Tuesday, April 29, 2014

omissibility - What allows the omission of subject relative pronouns?




“There’s some men wouldn’t look at a girl with a baby.” (Ken
Follett, Fall of Giants)



There is a young student comes here some evenings. (James Joyce,
Dubliners)



“That’s a smell could raise me out of a concrete grave.” (East of

Eden)



“I guess it was Cal asked Lee.” (East of Eden)



I have a friend called me yesterday. (The Syntactic Phenomena of
English)




There are sayings that subject relative pronouns can’t be omitted. But from the examples above on novels and a syntactic book, the construction seems not a rare case or wrong. What allows them the omission?


Answer




All but one of these sentences starts with a phrase saying something exists:




There's …
There is …
That's …
I have a …




I could easily be wrong about this, but my gut feeling is that this is what allows the informal deletion of the subject relative pronoun, although the constructions with it deleted definitely feel informal to me.

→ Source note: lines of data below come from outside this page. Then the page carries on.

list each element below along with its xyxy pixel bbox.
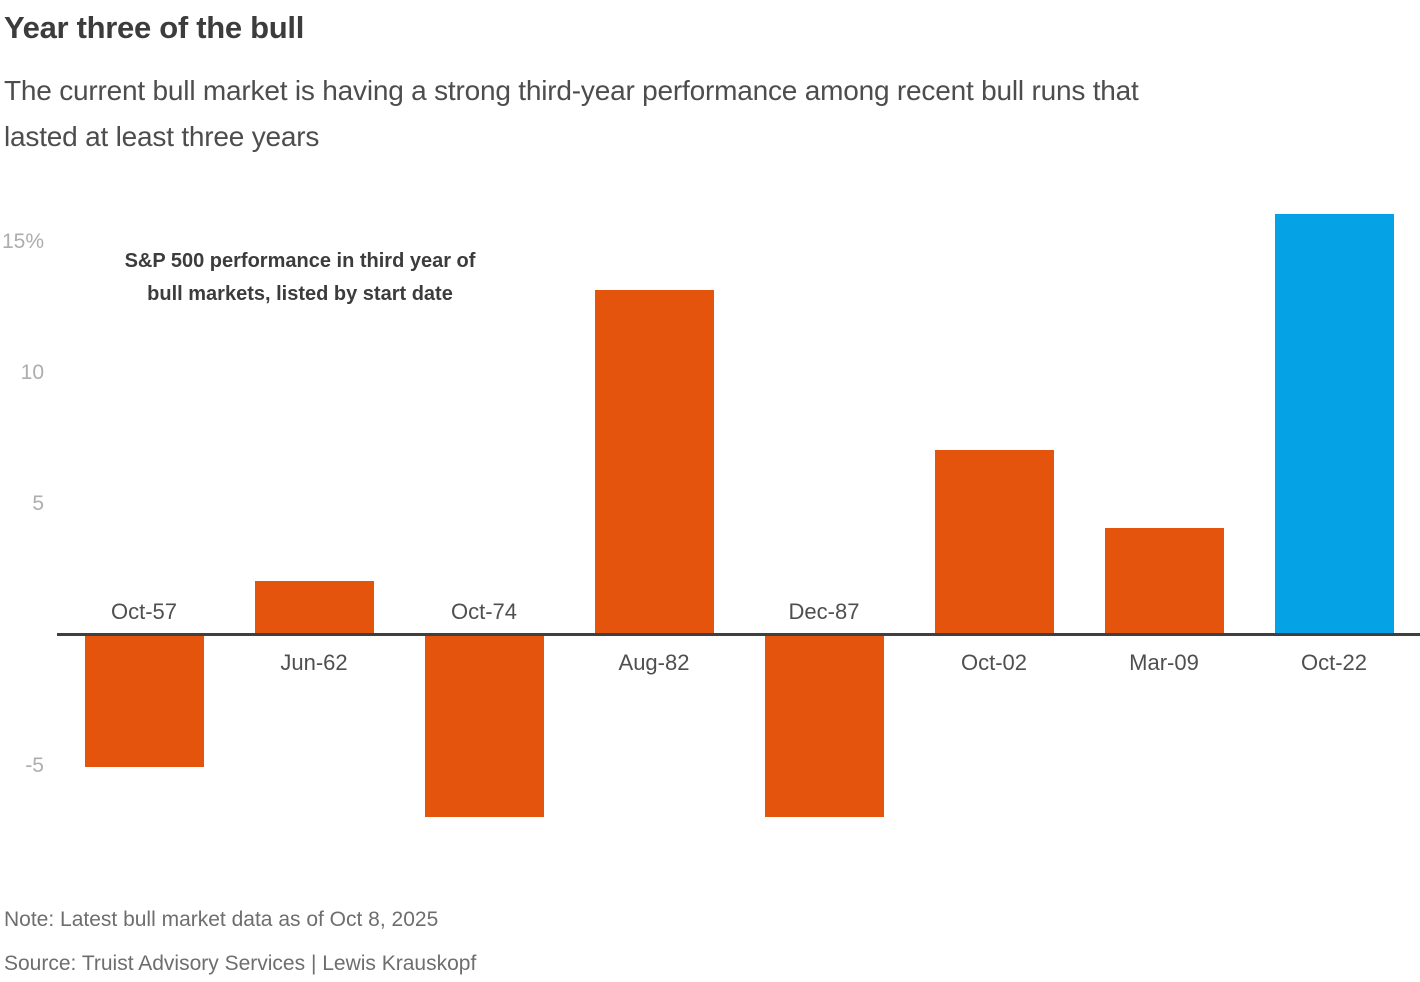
y-tick-label: -5	[25, 753, 44, 777]
bar-Dec-87	[764, 636, 884, 817]
x-label-Aug-82: Aug-82	[618, 650, 690, 675]
bar-Oct-02	[934, 449, 1054, 633]
source-text: Source: Truist Advisory Services | Lewis…	[4, 952, 477, 975]
bar-Oct-57	[84, 636, 204, 767]
bar-Mar-09	[1104, 528, 1224, 633]
bar-Jun-62	[254, 580, 374, 633]
bar-Oct-74	[424, 636, 544, 817]
x-label-Oct-02: Oct-02	[960, 650, 1028, 675]
x-label-Oct-22: Oct-22	[1300, 650, 1368, 675]
x-label-Oct-74: Oct-74	[450, 599, 518, 624]
x-label-Oct-57: Oct-57	[110, 599, 178, 624]
y-tick-label: 10	[20, 360, 44, 384]
page-subtitle: The current bull market is having a stro…	[4, 68, 1139, 160]
x-axis-line	[57, 633, 1420, 636]
page-title: Year three of the bull	[4, 10, 305, 45]
note-text: Note: Latest bull market data as of Oct …	[4, 908, 439, 931]
chart-annotation: S&P 500 performance in third year of bul…	[80, 245, 520, 311]
page-subtitle-line2: lasted at least three years	[4, 121, 320, 152]
bar-Oct-22	[1274, 213, 1394, 633]
chart-annotation-line1: S&P 500 performance in third year of	[124, 250, 476, 272]
x-label-Dec-87: Dec-87	[788, 599, 860, 624]
x-label-Jun-62: Jun-62	[280, 650, 348, 675]
bar-Aug-82	[594, 289, 714, 633]
y-tick-label: 15%	[1, 229, 44, 253]
y-tick-label: 5	[32, 491, 44, 515]
page-subtitle-line1: The current bull market is having a stro…	[4, 75, 1139, 106]
x-label-Mar-09: Mar-09	[1129, 650, 1199, 675]
chart-annotation-line2: bull markets, listed by start date	[147, 283, 453, 305]
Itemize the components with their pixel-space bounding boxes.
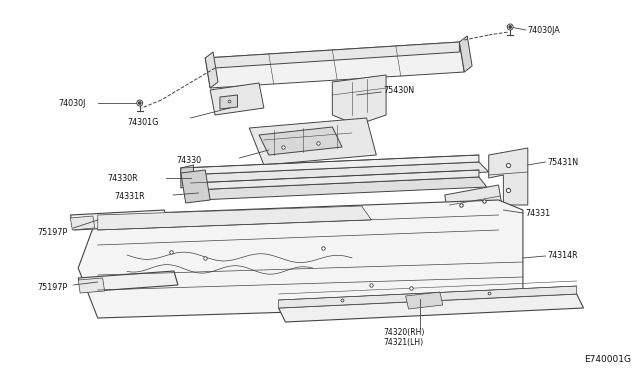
- Polygon shape: [445, 185, 504, 225]
- Polygon shape: [210, 83, 264, 115]
- Polygon shape: [278, 294, 584, 322]
- Circle shape: [509, 26, 511, 28]
- Polygon shape: [78, 200, 523, 318]
- Text: 74330R: 74330R: [108, 173, 138, 183]
- Circle shape: [139, 102, 141, 104]
- Polygon shape: [205, 42, 464, 88]
- Polygon shape: [205, 52, 218, 88]
- Polygon shape: [249, 118, 376, 165]
- Polygon shape: [332, 75, 386, 125]
- Text: 74331R: 74331R: [115, 192, 145, 201]
- Text: 74030J: 74030J: [59, 99, 86, 108]
- Text: 75431N: 75431N: [547, 157, 579, 167]
- Circle shape: [137, 100, 143, 106]
- Text: 74320(RH): 74320(RH): [383, 328, 424, 337]
- Polygon shape: [70, 210, 168, 230]
- Polygon shape: [406, 292, 443, 309]
- Polygon shape: [70, 216, 95, 230]
- Polygon shape: [259, 127, 342, 155]
- Polygon shape: [205, 42, 460, 68]
- Text: 74030JA: 74030JA: [528, 26, 561, 35]
- Text: 74314R: 74314R: [547, 250, 578, 260]
- Text: 75197P: 75197P: [37, 228, 67, 237]
- Polygon shape: [460, 36, 472, 72]
- Text: 74330: 74330: [176, 155, 201, 164]
- Text: 74301G: 74301G: [127, 118, 159, 126]
- Text: 74331: 74331: [525, 208, 550, 218]
- Text: 74321(LH): 74321(LH): [383, 337, 423, 346]
- Polygon shape: [181, 162, 489, 185]
- Polygon shape: [278, 286, 577, 308]
- Polygon shape: [191, 177, 487, 200]
- Polygon shape: [181, 170, 210, 203]
- Polygon shape: [220, 95, 237, 109]
- Text: E740001G: E740001G: [584, 356, 632, 365]
- Polygon shape: [78, 271, 178, 292]
- Circle shape: [508, 24, 513, 30]
- Polygon shape: [181, 165, 193, 188]
- Text: 75197P: 75197P: [37, 283, 67, 292]
- Polygon shape: [489, 148, 528, 205]
- Polygon shape: [191, 170, 479, 190]
- Polygon shape: [181, 155, 479, 175]
- Polygon shape: [78, 278, 104, 293]
- Polygon shape: [98, 206, 371, 230]
- Text: 75430N: 75430N: [383, 86, 414, 94]
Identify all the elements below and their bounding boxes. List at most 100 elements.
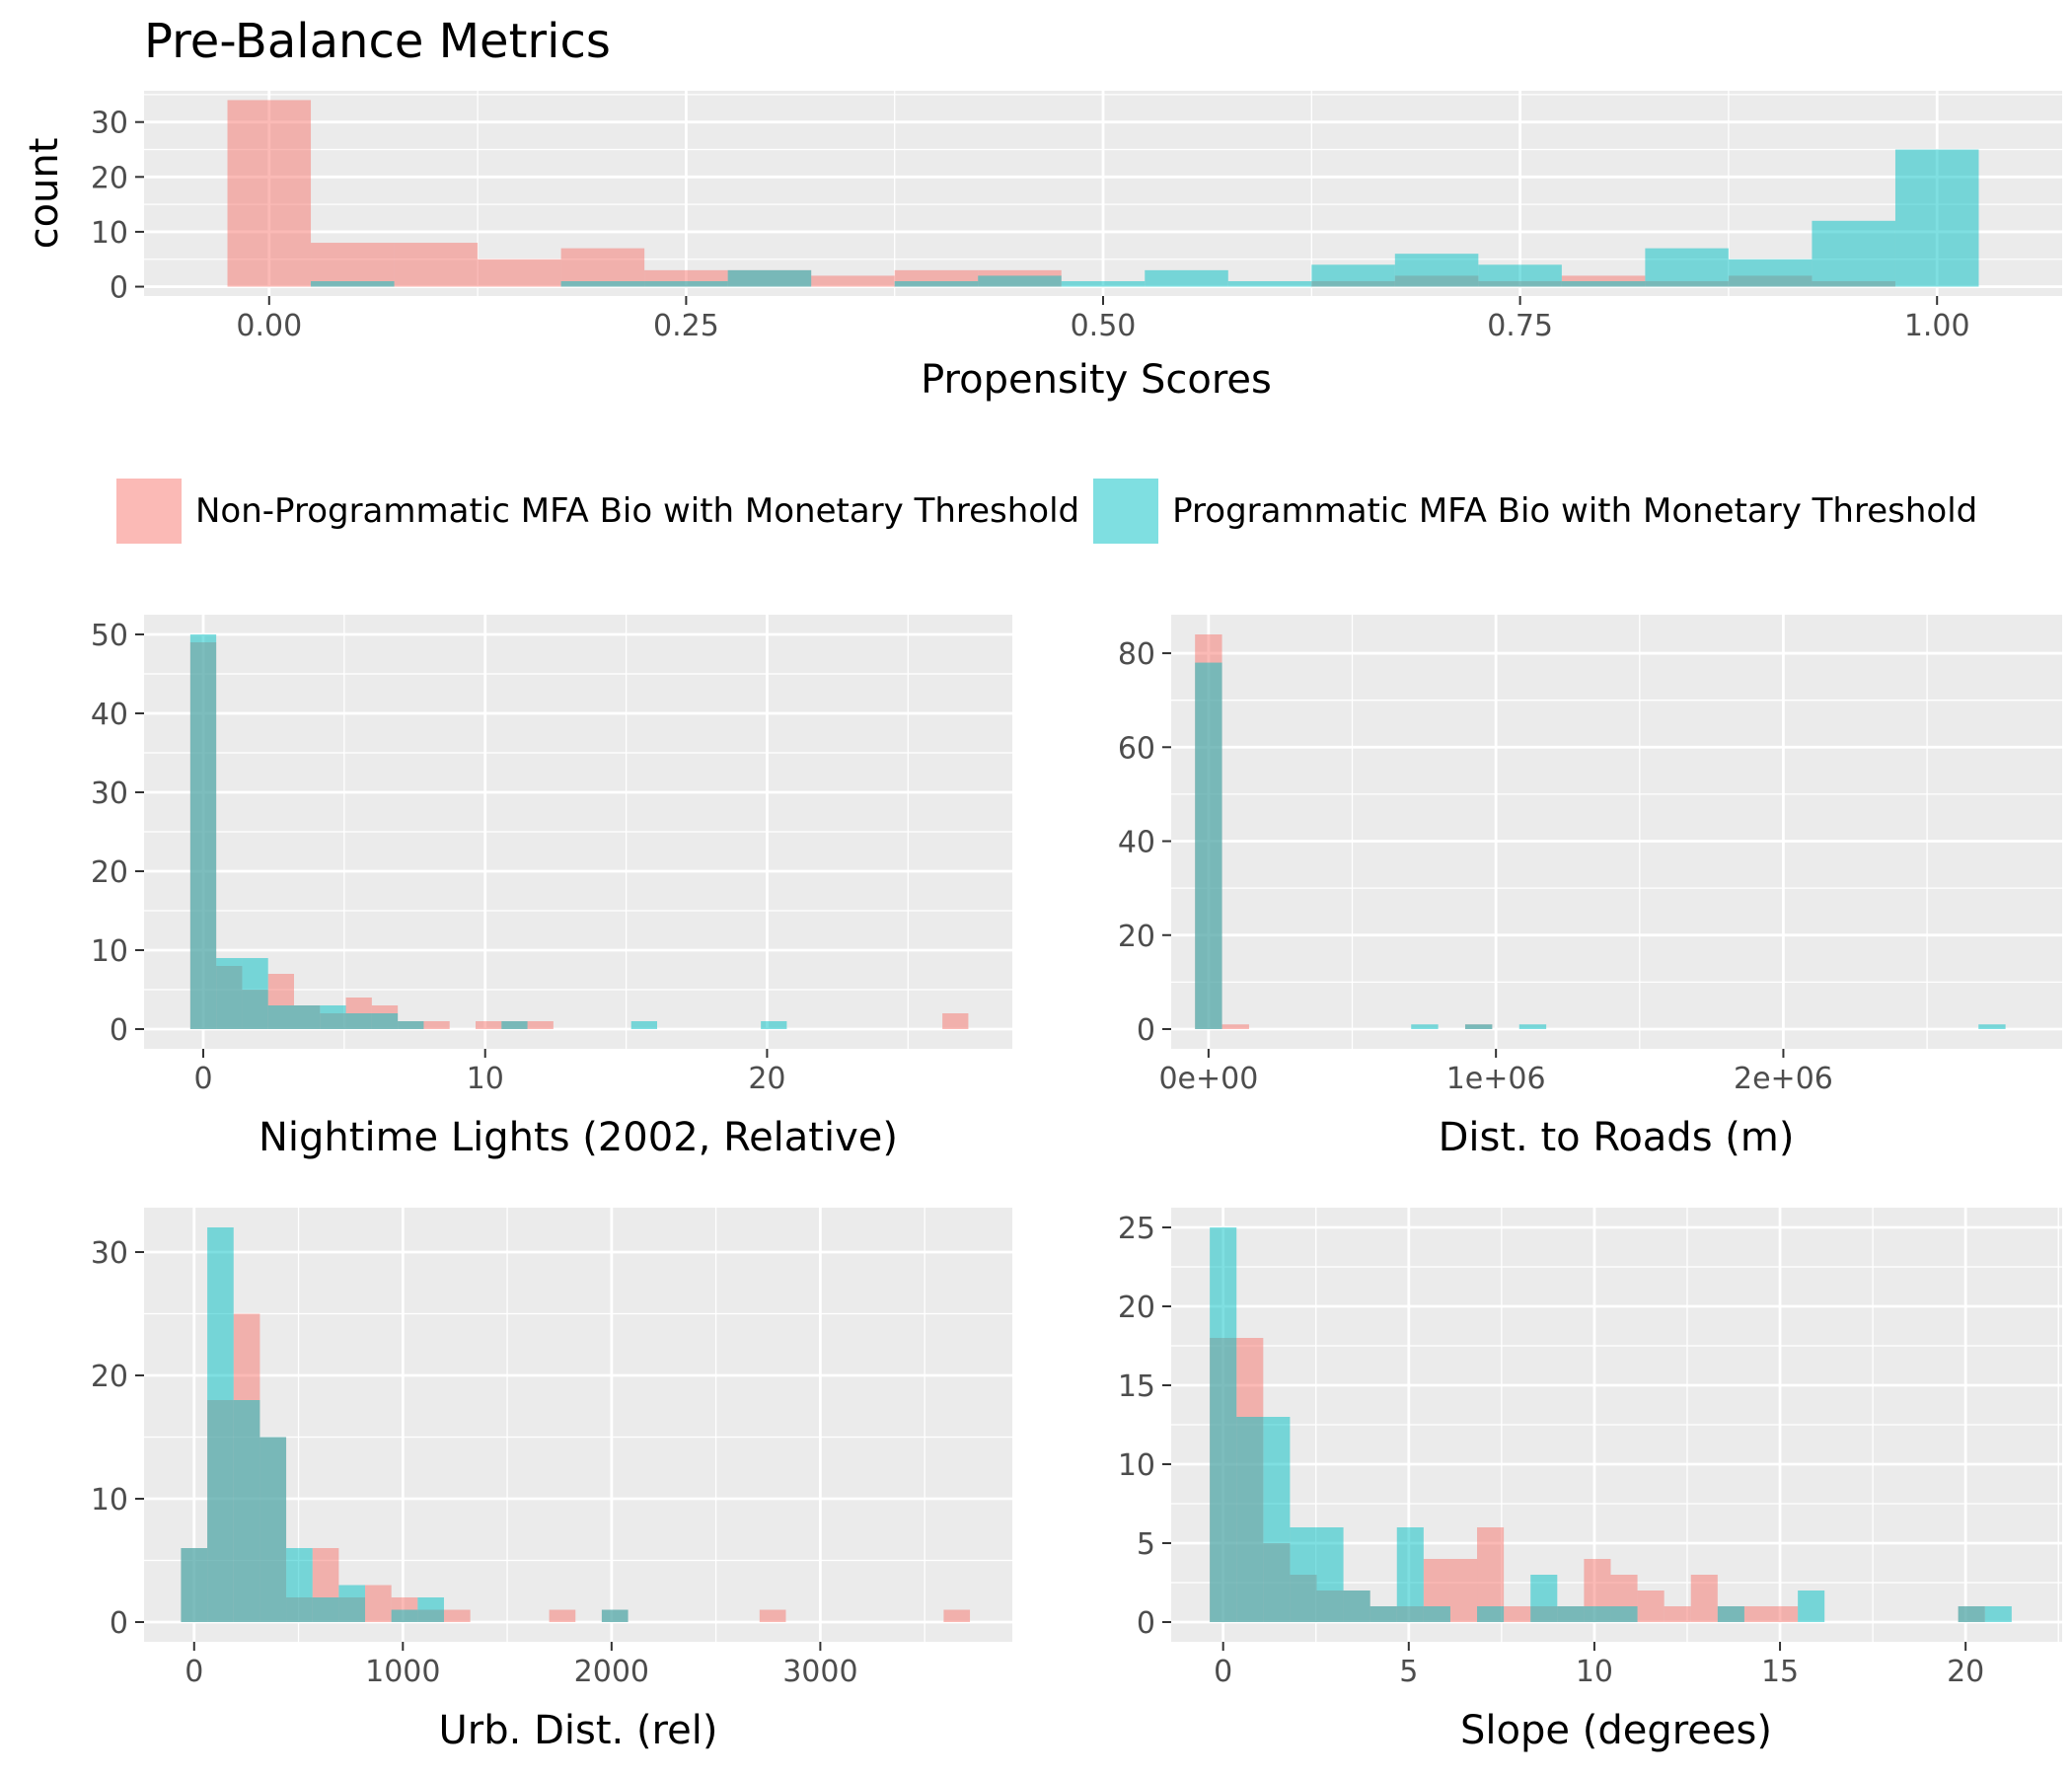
bar-programmatic (1210, 1227, 1237, 1622)
legend: Non-Programmatic MFA Bio with Monetary T… (116, 476, 1991, 547)
bar-non-programmatic (1664, 1606, 1691, 1622)
bar-programmatic (345, 1013, 372, 1029)
bar-non-programmatic (1221, 1024, 1249, 1029)
bar-non-programmatic (943, 1609, 971, 1622)
x-tick-label: 0 (185, 1655, 203, 1689)
y-tick-label: 30 (91, 1236, 128, 1271)
figure-title: Pre-Balance Metrics (144, 14, 611, 69)
bar-programmatic (417, 1597, 444, 1622)
bar-programmatic (391, 1609, 418, 1622)
bar-non-programmatic (1449, 1559, 1478, 1622)
panel-5: 0 5 10 15 20 0 5 10 15 20 25 Slope (degrees) (1118, 1208, 2062, 1753)
bar-programmatic (1464, 1024, 1493, 1029)
bar-programmatic (1728, 259, 1813, 287)
bar-programmatic (242, 958, 268, 1029)
bar-programmatic (1227, 280, 1312, 287)
bar-programmatic (1195, 662, 1222, 1029)
bar-programmatic (259, 1437, 287, 1622)
bar-programmatic (1477, 1606, 1505, 1622)
x-tick-label: 2e+06 (1734, 1062, 1833, 1096)
histogram-panels: 0.00 0.25 0.50 0.75 1.00 0 10 20 30 Propensity Sc… (22, 91, 2062, 1753)
bar-programmatic (1584, 1606, 1611, 1622)
bar-non-programmatic (527, 1021, 554, 1029)
x-tick-label: 0 (193, 1062, 212, 1096)
bar-programmatic (371, 1013, 399, 1029)
bar-programmatic (894, 280, 979, 287)
legend-item-non-programmatic: Non-Programmatic MFA Bio with Monetary T… (116, 479, 1079, 544)
bar-programmatic (1530, 1575, 1558, 1622)
panel-3: 0e+00 1e+06 2e+06 0 20 40 60 80 Dist. to Roads (… (1118, 615, 2062, 1160)
bar-non-programmatic (423, 1021, 450, 1029)
bar-programmatic (233, 1400, 260, 1622)
y-tick-label: 20 (91, 161, 128, 195)
bar-programmatic (601, 1609, 629, 1622)
bar-programmatic (312, 1597, 339, 1622)
bar-programmatic (727, 269, 812, 287)
x-tick-label: 0.25 (653, 309, 719, 343)
bar-programmatic (1984, 1606, 2012, 1622)
bar-non-programmatic (1743, 1606, 1772, 1622)
y-tick-label: 40 (91, 698, 128, 732)
bar-programmatic (1316, 1527, 1344, 1622)
bar-programmatic (1518, 1024, 1547, 1029)
y-tick-label: 20 (1118, 1291, 1155, 1325)
bar-programmatic (1958, 1606, 1985, 1622)
bar-programmatic (320, 1005, 346, 1029)
bar-programmatic (1290, 1527, 1317, 1622)
bar-non-programmatic (394, 243, 479, 287)
x-tick-label: 3000 (782, 1655, 857, 1689)
y-axis-title: count (22, 138, 67, 250)
bar-programmatic (189, 634, 217, 1029)
legend-item-programmatic: Programmatic MFA Bio with Monetary Thres… (1093, 479, 1977, 544)
panel-1: 0.00 0.25 0.50 0.75 1.00 0 10 20 30 Propensity Sc… (22, 91, 2062, 403)
bar-non-programmatic (549, 1609, 576, 1622)
bar-programmatic (1369, 1606, 1397, 1622)
x-axis-title: Slope (degrees) (1460, 1708, 1772, 1753)
bar-programmatic (1557, 1606, 1585, 1622)
bar-non-programmatic (1637, 1591, 1665, 1622)
bar-non-programmatic (227, 100, 312, 287)
y-tick-label: 60 (1118, 731, 1155, 766)
y-tick-label: 0 (1137, 1606, 1155, 1641)
x-tick-label: 20 (1947, 1655, 1984, 1689)
bar-non-programmatic (443, 1609, 471, 1622)
bar-programmatic (1717, 1606, 1744, 1622)
y-tick-label: 30 (91, 107, 128, 141)
bar-programmatic (1411, 1024, 1439, 1029)
legend-label-non-programmatic: Non-Programmatic MFA Bio with Monetary T… (195, 491, 1080, 531)
y-tick-label: 0 (1137, 1013, 1155, 1048)
y-tick-label: 10 (91, 934, 128, 969)
y-tick-label: 5 (1137, 1527, 1155, 1562)
bar-programmatic (267, 1005, 294, 1029)
x-tick-label: 1000 (365, 1655, 440, 1689)
x-tick-label: 0.75 (1487, 309, 1553, 343)
y-tick-label: 10 (91, 1483, 128, 1517)
bar-non-programmatic (759, 1609, 786, 1622)
bar-programmatic (1145, 269, 1228, 287)
bar-programmatic (1236, 1417, 1264, 1622)
bar-programmatic (1061, 280, 1146, 287)
x-tick-label: 1.00 (1904, 309, 1970, 343)
y-tick-label: 25 (1118, 1212, 1155, 1246)
bar-programmatic (181, 1548, 208, 1622)
bar-programmatic (1798, 1591, 1825, 1622)
bar-programmatic (1812, 220, 1895, 287)
bar-programmatic (294, 1005, 321, 1029)
y-tick-label: 0 (110, 1606, 128, 1641)
bar-programmatic (1645, 248, 1729, 287)
bar-programmatic (286, 1548, 313, 1622)
x-tick-label: 10 (467, 1062, 504, 1096)
bar-programmatic (1263, 1417, 1291, 1622)
y-tick-label: 80 (1118, 637, 1155, 672)
bar-non-programmatic (478, 259, 561, 287)
y-tick-label: 0 (110, 271, 128, 306)
y-tick-label: 30 (91, 777, 128, 811)
legend-key-programmatic (1093, 479, 1159, 544)
bar-non-programmatic (365, 1585, 392, 1622)
bar-non-programmatic (1690, 1575, 1718, 1622)
bar-non-programmatic (942, 1013, 969, 1029)
panel-2: 0 10 20 0 10 20 30 40 50 Nightime Lights (2002, R… (91, 615, 1012, 1160)
x-tick-label: 15 (1761, 1655, 1799, 1689)
bar-programmatic (1478, 264, 1562, 287)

Taking examples from grammar websites and deleting the subject relative pronoun,
in general I find that the only ones I feel work well are those starting with such an existential construction.





I told you about the woman lives next door.
This is the house had a great Christmas decoration.




The following sentences don't work for me when you drop the "who", although maybe it's just because they're more complicated.




*It took me a while to get used to people (who) eat popcorn during the movie.
*The world is a much sunnier place for people (who) have a positive attitude.